Mr. Clayton confirmed that this was an accurate portrayal of his conflicts.
Senator Warren went on, “if President Trump wanted to make sure that the SEC would have a hard time in going after his Wall Street friends it seems to me you would be the perfect SEC chair.”
Mr. Clayton would also have to recuse himself from any enforcement case in which his former law firm, Sullivan and Cromwell, serves as the company’s representation. Senator Warren pointed out that any company worth its salt and looking to avoid a harsh judgement would simply hire Sullivan and Cromwell to represent the company in front of the agency. In this scenario, with Mr. Clayton recused, the Commission would likely split along party lines as it typically has in recent years on enforcement issues and the result would be a deadlock.
Throughout the hearing Mr. Clayton’s answers to Senators’ questions were lackluster and noncommittal. He showed a lack of familiarity with a number of issues, expressing a need to think about or learn more about them, including:
- Ending forced arbitration clauses;
- Whether the law needs to change to hold corporate executives strictly liable for criminal activity that occurs under their watch whether they have direct knowledge of it or not;
- Whether corporate political spending disclosure is material to investors; and
- Implementing the remaining provisions of Dodd Frank, the law passed to protect Americans from another financial crisis.
When asked directly by Senator Warren why he was a good fit for the job he stumbled over an answer, trying instead to refute the well-warranted characterization that the Commission’s Democratic and Republican members often disagree on the severity of enforcement determinations.
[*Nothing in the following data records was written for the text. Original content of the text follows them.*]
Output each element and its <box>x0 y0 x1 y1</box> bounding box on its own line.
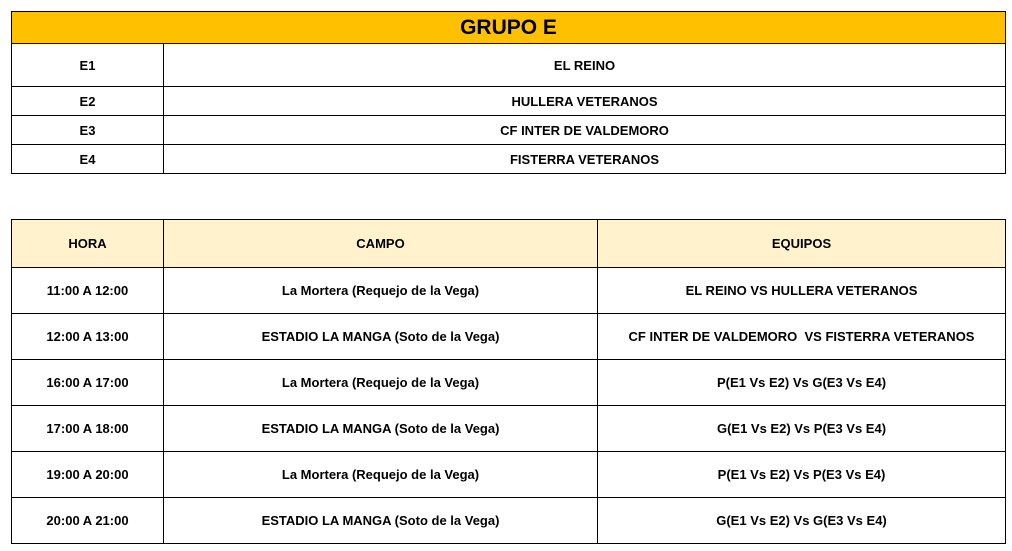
team-row <box>12 145 1006 174</box>
group-title-row <box>12 12 1006 44</box>
team-name: HULLERA VETERANOS <box>164 87 1006 116</box>
team-code: E2 <box>12 87 164 116</box>
schedule-header-row <box>12 220 1006 268</box>
header-equipos: EQUIPOS <box>598 220 1006 268</box>
header-campo: CAMPO <box>164 220 598 268</box>
match-equipos: G(E1 Vs E2) Vs G(E3 Vs E4) <box>598 498 1006 544</box>
team-name: EL REINO <box>164 44 1006 87</box>
match-hora: 16:00 A 17:00 <box>12 360 164 406</box>
match-row <box>12 268 1006 314</box>
team-name: CF INTER DE VALDEMORO <box>164 116 1006 145</box>
group-table <box>11 11 1006 174</box>
team-row <box>12 87 1006 116</box>
match-equipos: P(E1 Vs E2) Vs P(E3 Vs E4) <box>598 452 1006 498</box>
match-campo: La Mortera (Requejo de la Vega) <box>164 268 598 314</box>
match-row <box>12 360 1006 406</box>
match-campo: ESTADIO LA MANGA (Soto de la Vega) <box>164 314 598 360</box>
match-hora: 11:00 A 12:00 <box>12 268 164 314</box>
team-name: FISTERRA VETERANOS <box>164 145 1006 174</box>
team-code: E4 <box>12 145 164 174</box>
match-hora: 20:00 A 21:00 <box>12 498 164 544</box>
team-code: E3 <box>12 116 164 145</box>
match-campo: ESTADIO LA MANGA (Soto de la Vega) <box>164 498 598 544</box>
match-row <box>12 406 1006 452</box>
match-equipos: P(E1 Vs E2) Vs G(E3 Vs E4) <box>598 360 1006 406</box>
team-code: E1 <box>12 44 164 87</box>
header-hora: HORA <box>12 220 164 268</box>
schedule-table <box>11 219 1006 544</box>
match-row <box>12 498 1006 544</box>
team-row <box>12 44 1006 87</box>
match-row <box>12 314 1006 360</box>
match-equipos: CF INTER DE VALDEMORO VS FISTERRA VETERANOS <box>598 314 1006 360</box>
match-hora: 17:00 A 18:00 <box>12 406 164 452</box>
match-row <box>12 452 1006 498</box>
match-equipos: G(E1 Vs E2) Vs P(E3 Vs E4) <box>598 406 1006 452</box>
group-title: GRUPO E <box>12 12 1006 44</box>
match-hora: 12:00 A 13:00 <box>12 314 164 360</box>
match-campo: ESTADIO LA MANGA (Soto de la Vega) <box>164 406 598 452</box>
match-hora: 19:00 A 20:00 <box>12 452 164 498</box>
match-equipos: EL REINO VS HULLERA VETERANOS <box>598 268 1006 314</box>
match-campo: La Mortera (Requejo de la Vega) <box>164 360 598 406</box>
match-campo: La Mortera (Requejo de la Vega) <box>164 452 598 498</box>
team-row <box>12 116 1006 145</box>
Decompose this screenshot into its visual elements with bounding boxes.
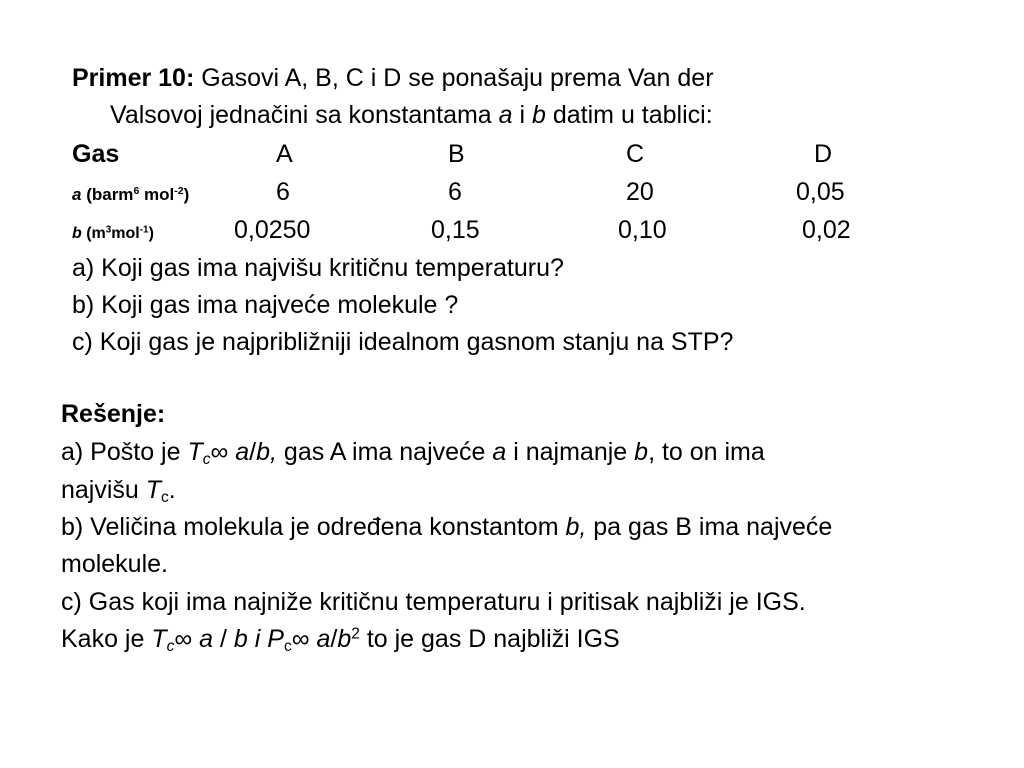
- table-cell-b-C: 0,10: [618, 216, 667, 244]
- table-header-gas-c: C: [626, 140, 645, 168]
- solution-a-line-1: a) Pošto je $T_c\infty$ a/b, gas A ima najveće a i najmanje b, to on ima: [61, 438, 765, 468]
- question-a: a) Koji gas ima najvišu kritičnu temperaturu?: [72, 254, 564, 282]
- row-b-symbol: b: [72, 225, 82, 242]
- table-cell-a-C: 20: [626, 178, 654, 206]
- table-header-gas-a: A: [276, 140, 293, 168]
- question-b: b) Koji gas ima najveće molekule ?: [72, 291, 459, 319]
- problem-line-1: [72, 63, 714, 93]
- symbol-b: b: [532, 101, 546, 129]
- table-cell-b-A: 0,0250: [234, 216, 311, 244]
- problem-intro-2b: datim u tablici:: [545, 101, 713, 129]
- symbol-a: a: [498, 101, 513, 129]
- table-header-gas-d: D: [814, 140, 833, 168]
- table-row-a-label: [72, 177, 189, 210]
- problem-intro-2a: Valsovoj jednačini sa konstantama: [110, 101, 499, 129]
- problem-label: Primer 10:: [72, 64, 195, 92]
- table-row-b-label: [72, 215, 154, 249]
- symbol-T: T: [187, 438, 203, 466]
- problem-line-2: [110, 100, 713, 130]
- table-header-gas-b: B: [448, 140, 465, 168]
- table-cell-b-B: 0,15: [431, 216, 480, 244]
- problem-and: i: [512, 101, 533, 129]
- table-cell-b-D: 0,02: [802, 216, 851, 244]
- table-header-gas: Gas: [72, 140, 120, 168]
- solution-c-line-2: Kako je $T_c\infty$ a / b i $P_c\infty$ $a/b^2$ to je gas D najbliži IGS: [61, 625, 620, 655]
- table-cell-a-D: 0,05: [796, 178, 845, 206]
- solution-b-line-2: molekule.: [61, 550, 168, 578]
- row-a-unit: (barm$^6$ mol$^{-2}$): [81, 185, 190, 204]
- proportional-symbol: ∞: [210, 438, 236, 466]
- problem-intro-1: Gasovi A, B, C i D se ponašaju prema Van der: [194, 64, 714, 92]
- question-c: c) Koji gas je najpribližniji idealnom gasnom stanju na STP?: [72, 328, 734, 356]
- row-b-unit: $(m^3mol^{-1})$: [81, 224, 154, 242]
- table-cell-a-B: 6: [448, 178, 462, 206]
- solution-title: Rešenje:: [61, 400, 166, 428]
- solution-a-line-2: najvišu $T_c$.: [61, 476, 176, 506]
- solution-c-line-1: c) Gas koji ima najniže kritičnu temperaturu i pritisak najbliži je IGS.: [61, 588, 806, 616]
- solution-b-line-1: b) Veličina molekula je određena konstantom b, pa gas B ima najveće: [61, 513, 833, 541]
- table-cell-a-A: 6: [276, 178, 290, 206]
- row-a-symbol: a: [72, 185, 82, 204]
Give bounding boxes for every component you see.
Considering the volume of his recusals and his lack of familiarity with critical issues within the SEC’s purview it would seem that Mr. Clayton is out of his league. Senators should reject President Trump’s attempt to fill the swamp with more Wall Street insiders and demand a head of the SEC who will commit to putting the interests of investors and Main Street Americans first.
Watch the full hearing online here. The Senate Banking Committee is expected to vote on Clayton’s nomination on Tuesday, April 4th, at 10am ET.